When Barack Obama arrives to make his historic speech in Cairo, the blockades set up by the police jeopardize a day’s income for the Zabbaleen. The adolescent characters in this story, Aaron, Elijah, Shareen, and Rachel, have no futures to anticipate, merely abstract notions of love, early marriage, and babies who may survive to replace them amid the trash heaps that comprise their lives. The Glass Collector is Perera’s second book about growing up in the world’s forgotten zones.

“D is for darkness / Where monsters might hide, / But they’re out in the daylight, / Hitching a ride,” chants Polly in Blithe Woolston’s Catch and Release (Carolrhoda Lab, 978-0-7613-7755-9), a quirky novel that explores what happens when Beauty becomes the Beast. Polly and Odd are the unlikely survivors of a deadly MRSA infection that swept through their high school and left five dead. Odd has sacrificed a foot to the infection and struggles with his new prosthesis along with phantom pain; Polly has lost an eye. Her face is an unsightly mass of scar tissue, and she loses both her job and her boyfriend as a result. When Odd, whom Polly barely knows, invites her to go fishing, their one-day excursion spontaneously becomes a meandering journey along the riverbanks of Midwestern national parks. Physically together but emotionally apart, Polly and Odd stumble, half-blind and lame, down a rocky riverbed, fraught with misunderstanding, self-loathing, and the unquenchable thirst to find beauty and meaning in themselves and their world.

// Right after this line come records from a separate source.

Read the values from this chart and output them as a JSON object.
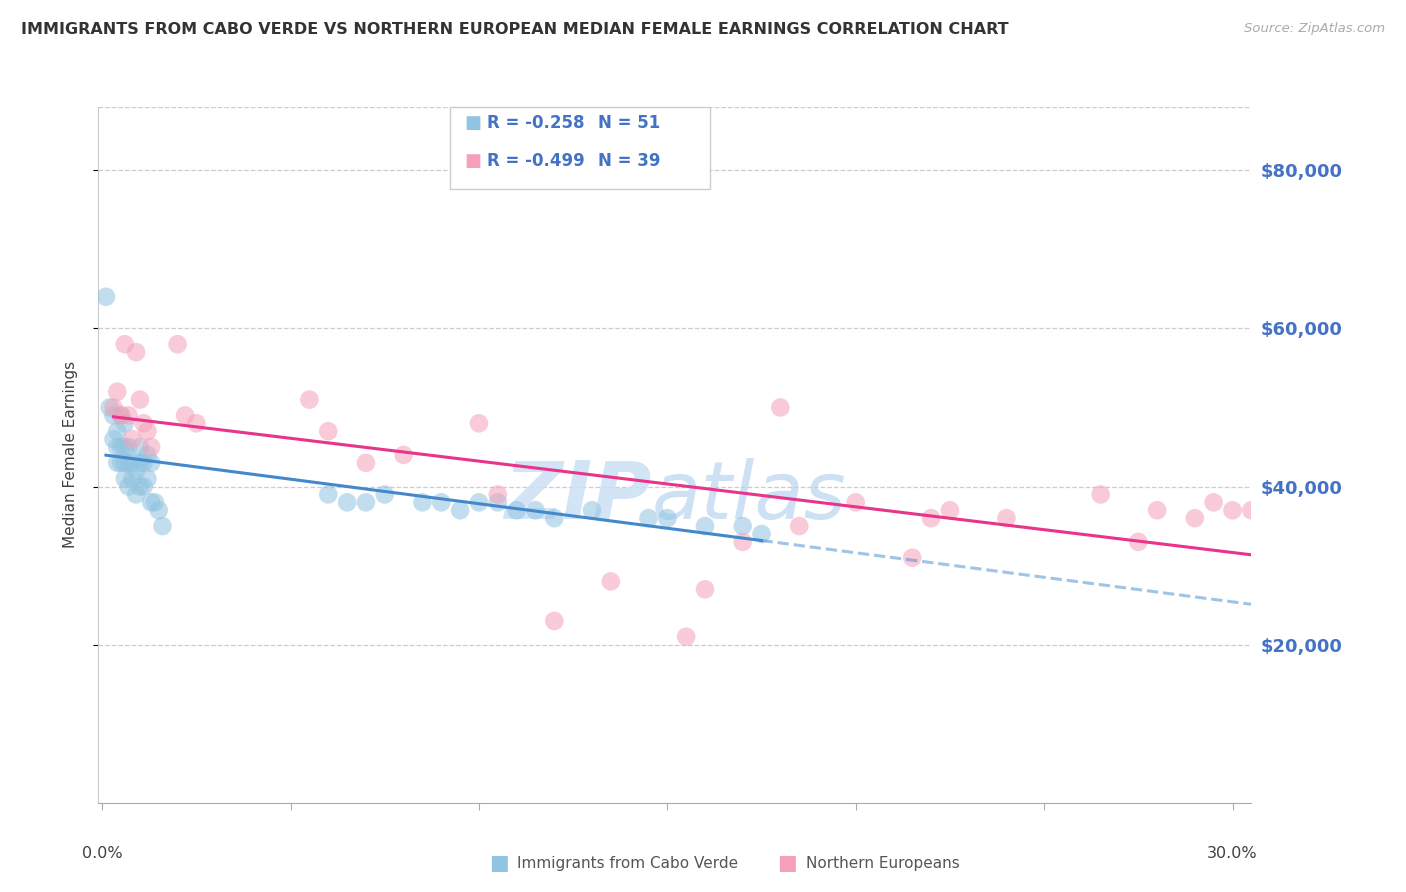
{
  "title": "IMMIGRANTS FROM CABO VERDE VS NORTHERN EUROPEAN MEDIAN FEMALE EARNINGS CORRELATION CHART",
  "source": "Source: ZipAtlas.com",
  "ylabel": "Median Female Earnings",
  "ytick_labels": [
    "$20,000",
    "$40,000",
    "$60,000",
    "$80,000"
  ],
  "ytick_values": [
    20000,
    40000,
    60000,
    80000
  ],
  "ylim": [
    0,
    88000
  ],
  "xlim": [
    -0.001,
    0.305
  ],
  "legend_label1": "Immigrants from Cabo Verde",
  "legend_label2": "Northern Europeans",
  "legend_R1": "-0.258",
  "legend_N1": "51",
  "legend_R2": "-0.499",
  "legend_N2": "39",
  "color_blue": "#91c4e0",
  "color_pink": "#f5a0b8",
  "color_blue_line": "#4488cc",
  "color_pink_line": "#e8348a",
  "color_axis_blue": "#4472C4",
  "cabo_verde_x": [
    0.001,
    0.002,
    0.003,
    0.003,
    0.004,
    0.004,
    0.004,
    0.005,
    0.005,
    0.005,
    0.006,
    0.006,
    0.006,
    0.006,
    0.007,
    0.007,
    0.007,
    0.008,
    0.008,
    0.009,
    0.009,
    0.01,
    0.01,
    0.01,
    0.011,
    0.011,
    0.012,
    0.012,
    0.013,
    0.013,
    0.014,
    0.015,
    0.016,
    0.06,
    0.065,
    0.07,
    0.075,
    0.085,
    0.09,
    0.095,
    0.1,
    0.105,
    0.11,
    0.115,
    0.12,
    0.13,
    0.145,
    0.15,
    0.16,
    0.17,
    0.175
  ],
  "cabo_verde_y": [
    64000,
    50000,
    49000,
    46000,
    47000,
    45000,
    43000,
    49000,
    45000,
    43000,
    48000,
    45000,
    43000,
    41000,
    45000,
    43000,
    40000,
    43000,
    41000,
    42000,
    39000,
    45000,
    43000,
    40000,
    43000,
    40000,
    44000,
    41000,
    43000,
    38000,
    38000,
    37000,
    35000,
    39000,
    38000,
    38000,
    39000,
    38000,
    38000,
    37000,
    38000,
    38000,
    37000,
    37000,
    36000,
    37000,
    36000,
    36000,
    35000,
    35000,
    34000
  ],
  "northern_euro_x": [
    0.003,
    0.004,
    0.005,
    0.006,
    0.007,
    0.008,
    0.009,
    0.01,
    0.011,
    0.012,
    0.013,
    0.02,
    0.022,
    0.025,
    0.055,
    0.06,
    0.07,
    0.08,
    0.1,
    0.105,
    0.12,
    0.135,
    0.155,
    0.16,
    0.17,
    0.18,
    0.185,
    0.2,
    0.215,
    0.22,
    0.225,
    0.24,
    0.265,
    0.275,
    0.28,
    0.29,
    0.295,
    0.3,
    0.305
  ],
  "northern_euro_y": [
    50000,
    52000,
    49000,
    58000,
    49000,
    46000,
    57000,
    51000,
    48000,
    47000,
    45000,
    58000,
    49000,
    48000,
    51000,
    47000,
    43000,
    44000,
    48000,
    39000,
    23000,
    28000,
    21000,
    27000,
    33000,
    50000,
    35000,
    38000,
    31000,
    36000,
    37000,
    36000,
    39000,
    33000,
    37000,
    36000,
    38000,
    37000,
    37000
  ]
}
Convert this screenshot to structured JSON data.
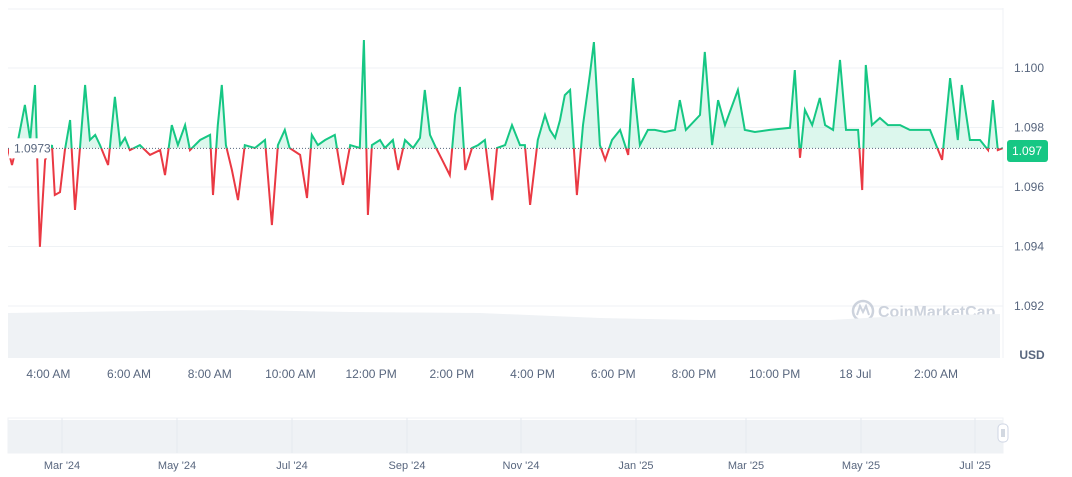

Lost and forgotten people also form the basis for Jan Walker’s Romar Jones Takes a Hike (Plicata Press, 978-0-9828205-9-9). This poignant tale about a boy looking for his incarcerated mother is well timed, given today’s growing national conversation about America’s prison population of over two million. Grieving the loss of both his father and grandmother, Romar has just learned that the relatives with whom he has been living intend to ship him out as cheap labor to an aunt who owns an orchard. Although numbed by grief and rejection, Romar snaps when he becomes the butt of his English teacher’s ire. He walks out of school and takes off across the country, planning to camp and sustain himself on the dehydrated camping food that remains in his late father’s backpack. He resolves to scatter Granny’s ashes at Smelt Sands Beach and to find his mother, even though he has only the vaguest idea of where she might be imprisoned.

Already past six foot two and still growing, Romar is perpetually hungry, and his grumbling stomach renders him vulnerable to the kindness of strangers. When he follows his nose to Vesta’s By the Sea, soup as good as Granny’s prompts honesty instead of cautious prevarications from the exhausted boy. This novel is that quintessential rarity in YA fiction: a realistic coming-of-age story that is not depressing. Romar is sweet, earnest, and eminently genuine, and young readers will find the story of his quest an accessible and worthy read.

Reality-weary teens are often tempted to turn to fantasy, and Court of Dreams, by Stuart Sharp (Pink Narcissus Press, 978-0-9829913-2-9), will not disappoint. A compelling addition to the sagas of desperate attempts to save humanity from otherworldly villains, this novel channels writers Melissa Marr and Terry Pratchett to deliver a lightly sardonic tale about a young man who survives an assassination attempt, travels to another world, and meets a colorful cast of characters with suspicious motives. A sadistic princess contributes to the mayhem. And one hopes this first novel, by a young ghostwriter, will soon be followed by more.